Yesterday I had the privilege to taste a few aged Bordeaux style wines with the South African Sommeliers Association. The aim was to see how this style of wine ages, to compare the difference in regional ageing and, well, just to see what these older wines taste like!
Ageing wine is not an exact science (much like ageing of humans…); there are so many factors that impact on ageability: Vine age, quality of the grapes at harvest, ph levels, temperature during growing season, oxygenation, wine making technique and storage are just a few. Interesting fact: Every 8 degree Celsius increase in temperature initiates a chemical reaction changing some component of the wine. Those pretty kitchen designs with the slots for wine storage all around the stove will alter your wine to render it unpalatable.
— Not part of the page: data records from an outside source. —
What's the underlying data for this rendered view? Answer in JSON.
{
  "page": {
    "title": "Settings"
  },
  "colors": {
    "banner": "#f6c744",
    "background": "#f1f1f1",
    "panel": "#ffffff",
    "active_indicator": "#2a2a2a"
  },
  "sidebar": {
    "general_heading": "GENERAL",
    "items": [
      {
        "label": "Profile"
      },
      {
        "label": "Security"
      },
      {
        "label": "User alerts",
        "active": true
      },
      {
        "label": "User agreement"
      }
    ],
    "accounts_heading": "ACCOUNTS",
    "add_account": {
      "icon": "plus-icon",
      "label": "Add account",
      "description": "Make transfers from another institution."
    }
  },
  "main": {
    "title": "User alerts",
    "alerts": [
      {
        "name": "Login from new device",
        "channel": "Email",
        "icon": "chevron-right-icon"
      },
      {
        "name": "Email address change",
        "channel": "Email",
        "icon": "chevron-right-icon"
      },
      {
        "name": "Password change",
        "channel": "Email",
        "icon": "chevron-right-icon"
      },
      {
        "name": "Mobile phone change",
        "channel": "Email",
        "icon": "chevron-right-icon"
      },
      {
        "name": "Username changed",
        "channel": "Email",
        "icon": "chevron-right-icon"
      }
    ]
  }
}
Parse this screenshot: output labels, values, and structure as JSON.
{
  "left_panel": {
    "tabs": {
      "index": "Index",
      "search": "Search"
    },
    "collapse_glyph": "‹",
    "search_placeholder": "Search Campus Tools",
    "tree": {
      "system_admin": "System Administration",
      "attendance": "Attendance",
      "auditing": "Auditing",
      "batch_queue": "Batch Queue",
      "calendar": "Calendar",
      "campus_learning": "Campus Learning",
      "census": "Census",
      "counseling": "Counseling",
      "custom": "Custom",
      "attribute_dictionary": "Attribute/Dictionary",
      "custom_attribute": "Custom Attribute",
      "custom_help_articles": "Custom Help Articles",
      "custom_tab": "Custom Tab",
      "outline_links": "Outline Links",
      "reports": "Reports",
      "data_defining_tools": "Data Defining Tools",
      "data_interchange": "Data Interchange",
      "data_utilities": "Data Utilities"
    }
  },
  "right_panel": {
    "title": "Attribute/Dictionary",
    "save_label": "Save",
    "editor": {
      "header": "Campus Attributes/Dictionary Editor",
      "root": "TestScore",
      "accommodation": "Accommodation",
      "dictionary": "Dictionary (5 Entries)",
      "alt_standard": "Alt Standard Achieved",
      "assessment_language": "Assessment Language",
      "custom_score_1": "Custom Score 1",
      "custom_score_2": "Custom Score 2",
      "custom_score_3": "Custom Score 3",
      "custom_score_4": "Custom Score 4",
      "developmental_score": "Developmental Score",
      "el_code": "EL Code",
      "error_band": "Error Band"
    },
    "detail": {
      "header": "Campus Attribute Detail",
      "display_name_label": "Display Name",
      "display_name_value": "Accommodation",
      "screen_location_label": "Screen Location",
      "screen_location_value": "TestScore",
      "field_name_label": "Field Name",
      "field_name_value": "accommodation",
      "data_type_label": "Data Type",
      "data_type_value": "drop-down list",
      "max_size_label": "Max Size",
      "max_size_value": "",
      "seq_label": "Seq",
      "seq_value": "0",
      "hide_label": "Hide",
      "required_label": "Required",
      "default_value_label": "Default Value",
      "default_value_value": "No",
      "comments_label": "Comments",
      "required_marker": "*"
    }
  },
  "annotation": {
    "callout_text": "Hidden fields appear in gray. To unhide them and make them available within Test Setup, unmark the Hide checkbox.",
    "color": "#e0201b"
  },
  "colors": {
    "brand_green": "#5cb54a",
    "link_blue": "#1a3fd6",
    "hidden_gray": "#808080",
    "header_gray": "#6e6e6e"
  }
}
Here are my personal highlights of the tasting:
Sadly a few of the wines did not stand the test of time mostly due to incorrect storage through the years. The Lanzerac 1970 was cork tainted while the 1963 was still drinkable. The iconic 1966 GS (only 2 vintages ever made by George Spies from Durbanville grapes) was also not at its best.
We also tasted: Chateau Leoville Barton 2004, Buitenverwachting Christine 1995 and 1998 and Cape Mentelle 1988 (Margaret River). They were all enjoyable, showing that, when wine is vinified well and stored correctly, they can give pleasure years later. It was also quite clear that South African wines (and these reds in particular) can age, and age well.
Bottom line: Keep your wine in a cool, temperature controlled space. Do not keep them for ever waiting for that special occasion – opening a bottle of wine IS a special occasion. You win some, you lose some; when you win, it’s the jackpot – that is the beauty of wine.